Van Rompuy has planned further confessions for Friday. During this process, the rest of the leaders have nothing to do, so they meet in bilateral talks to agree on their strategy. According to a diplomat who prefers not to be named, they might also travel into the city to do some shopping, or they may take a nap: "The important heads of government hate nothing more than having to wait. The longer it goes on, the more worn-down they get." And that, he says, is Van Rompuy's strategy.

Summit theater

The fine details of the budget have already been worked out long ago by the delegations of the 27 member states, the commission and the parliament, which has to agree in the end. The summit is the stage for the leaders to show that they are doing everything to protect the interests of their voters.

"The public needs to know that they've really gone to the limit," said political consultant Matthias Schranner during the last summit in June. "Just imagine if all the leaders came out after an hour and said, 'That's it, then.' Nobody would believe they'd squeezed out everything they could."

The summits follow a script: as one diplomat put it, the longer the session and the later the hour, the more dramatic the breakthrough.
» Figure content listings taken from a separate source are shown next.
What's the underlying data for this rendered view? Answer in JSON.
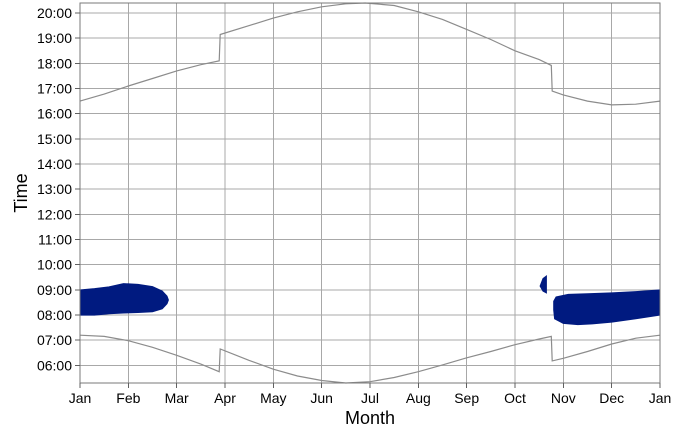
{
  "chart_data": {
    "type": "area",
    "xlabel": "Month",
    "ylabel": "Time",
    "x_unit": "month",
    "x_range": [
      0,
      12
    ],
    "x_ticks": [
      {
        "value": 0,
        "label": "Jan"
      },
      {
        "value": 1,
        "label": "Feb"
      },
      {
        "value": 2,
        "label": "Mar"
      },
      {
        "value": 3,
        "label": "Apr"
      },
      {
        "value": 4,
        "label": "May"
      },
      {
        "value": 5,
        "label": "Jun"
      },
      {
        "value": 6,
        "label": "Jul"
      },
      {
        "value": 7,
        "label": "Aug"
      },
      {
        "value": 8,
        "label": "Sep"
      },
      {
        "value": 9,
        "label": "Oct"
      },
      {
        "value": 10,
        "label": "Nov"
      },
      {
        "value": 11,
        "label": "Dec"
      },
      {
        "value": 12,
        "label": "Jan"
      }
    ],
    "y_unit": "hour of day",
    "y_range": [
      5.3,
      20.4
    ],
    "y_ticks": [
      {
        "value": 6,
        "label": "06:00"
      },
      {
        "value": 7,
        "label": "07:00"
      },
      {
        "value": 8,
        "label": "08:00"
      },
      {
        "value": 9,
        "label": "09:00"
      },
      {
        "value": 10,
        "label": "10:00"
      },
      {
        "value": 11,
        "label": "11:00"
      },
      {
        "value": 12,
        "label": "12:00"
      },
      {
        "value": 13,
        "label": "13:00"
      },
      {
        "value": 14,
        "label": "14:00"
      },
      {
        "value": 15,
        "label": "15:00"
      },
      {
        "value": 16,
        "label": "16:00"
      },
      {
        "value": 17,
        "label": "17:00"
      },
      {
        "value": 18,
        "label": "18:00"
      },
      {
        "value": 19,
        "label": "19:00"
      },
      {
        "value": 20,
        "label": "20:00"
      }
    ],
    "grid": true,
    "lines": [
      {
        "color": "#8c8c8c",
        "points": [
          [
            0,
            16.5
          ],
          [
            0.5,
            16.78
          ],
          [
            1,
            17.1
          ],
          [
            1.5,
            17.4
          ],
          [
            2,
            17.7
          ],
          [
            2.5,
            17.95
          ],
          [
            2.88,
            18.1
          ],
          [
            2.9,
            19.15
          ],
          [
            3.5,
            19.5
          ],
          [
            4,
            19.8
          ],
          [
            4.5,
            20.05
          ],
          [
            5,
            20.25
          ],
          [
            5.5,
            20.37
          ],
          [
            5.9,
            20.4
          ],
          [
            6.5,
            20.3
          ],
          [
            7,
            20.05
          ],
          [
            7.5,
            19.75
          ],
          [
            8,
            19.35
          ],
          [
            8.5,
            18.95
          ],
          [
            9,
            18.5
          ],
          [
            9.5,
            18.15
          ],
          [
            9.75,
            17.92
          ],
          [
            9.77,
            16.9
          ],
          [
            10,
            16.75
          ],
          [
            10.5,
            16.5
          ],
          [
            11,
            16.35
          ],
          [
            11.5,
            16.38
          ],
          [
            12,
            16.5
          ]
        ]
      },
      {
        "color": "#8c8c8c",
        "points": [
          [
            0,
            7.2
          ],
          [
            0.5,
            7.15
          ],
          [
            1,
            6.98
          ],
          [
            1.5,
            6.72
          ],
          [
            2,
            6.4
          ],
          [
            2.5,
            6.05
          ],
          [
            2.88,
            5.75
          ],
          [
            2.9,
            6.65
          ],
          [
            3.5,
            6.2
          ],
          [
            4,
            5.85
          ],
          [
            4.5,
            5.58
          ],
          [
            5,
            5.4
          ],
          [
            5.5,
            5.3
          ],
          [
            6,
            5.35
          ],
          [
            6.5,
            5.52
          ],
          [
            7,
            5.75
          ],
          [
            7.5,
            6.02
          ],
          [
            8,
            6.3
          ],
          [
            8.5,
            6.55
          ],
          [
            9,
            6.82
          ],
          [
            9.5,
            7.05
          ],
          [
            9.75,
            7.15
          ],
          [
            9.77,
            6.18
          ],
          [
            10,
            6.28
          ],
          [
            10.5,
            6.55
          ],
          [
            11,
            6.85
          ],
          [
            11.5,
            7.08
          ],
          [
            12,
            7.2
          ]
        ]
      }
    ],
    "regions": [
      {
        "color": "#001a80",
        "points": [
          [
            0,
            8.0
          ],
          [
            0.3,
            8.0
          ],
          [
            0.6,
            8.05
          ],
          [
            0.9,
            8.08
          ],
          [
            1.2,
            8.1
          ],
          [
            1.5,
            8.13
          ],
          [
            1.7,
            8.25
          ],
          [
            1.8,
            8.45
          ],
          [
            1.83,
            8.6
          ],
          [
            1.8,
            8.75
          ],
          [
            1.7,
            8.95
          ],
          [
            1.5,
            9.13
          ],
          [
            1.2,
            9.22
          ],
          [
            0.9,
            9.25
          ],
          [
            0.6,
            9.12
          ],
          [
            0.3,
            9.05
          ],
          [
            0,
            9.0
          ]
        ]
      },
      {
        "color": "#001a80",
        "points": [
          [
            9.65,
            9.55
          ],
          [
            9.58,
            9.45
          ],
          [
            9.52,
            9.15
          ],
          [
            9.58,
            8.95
          ],
          [
            9.65,
            8.88
          ],
          [
            9.65,
            9.55
          ]
        ]
      },
      {
        "color": "#001a80",
        "points": [
          [
            9.8,
            8.2
          ],
          [
            9.82,
            7.85
          ],
          [
            10,
            7.67
          ],
          [
            10.3,
            7.62
          ],
          [
            10.6,
            7.65
          ],
          [
            11,
            7.72
          ],
          [
            11.5,
            7.85
          ],
          [
            12,
            8.0
          ],
          [
            12,
            9.0
          ],
          [
            11.5,
            8.93
          ],
          [
            11,
            8.88
          ],
          [
            10.5,
            8.85
          ],
          [
            10.1,
            8.82
          ],
          [
            9.85,
            8.72
          ],
          [
            9.8,
            8.55
          ]
        ]
      }
    ]
  }
}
Few of the leaders present at this meeting were there last time in 2006. Only Merkel and Juncker were there as leaders; the Lithuanian president Dalia Grybauskaite was then EU budget commissioner and had to deal with the figures in great detail.

Monday morning?

The German delegation is saying it wouldn't be so terrible if there were no agreement. Böge of the parliamentary budget committee is also not that worried. If the leaders don't agree, the old budget will simply be carried forward. Ahead of the meeting, Merkel spoke of "a second stage" which might be needed. "It's about the ability of the union to deal with the future," she said, but expenditure must be limited at a time of crisis.

Reinfeldt told a reporter, "I've got time," and the Austrian chancellor, Werner Faymann, said he has five shirts with him: "I'm set up for Sunday or even Monday."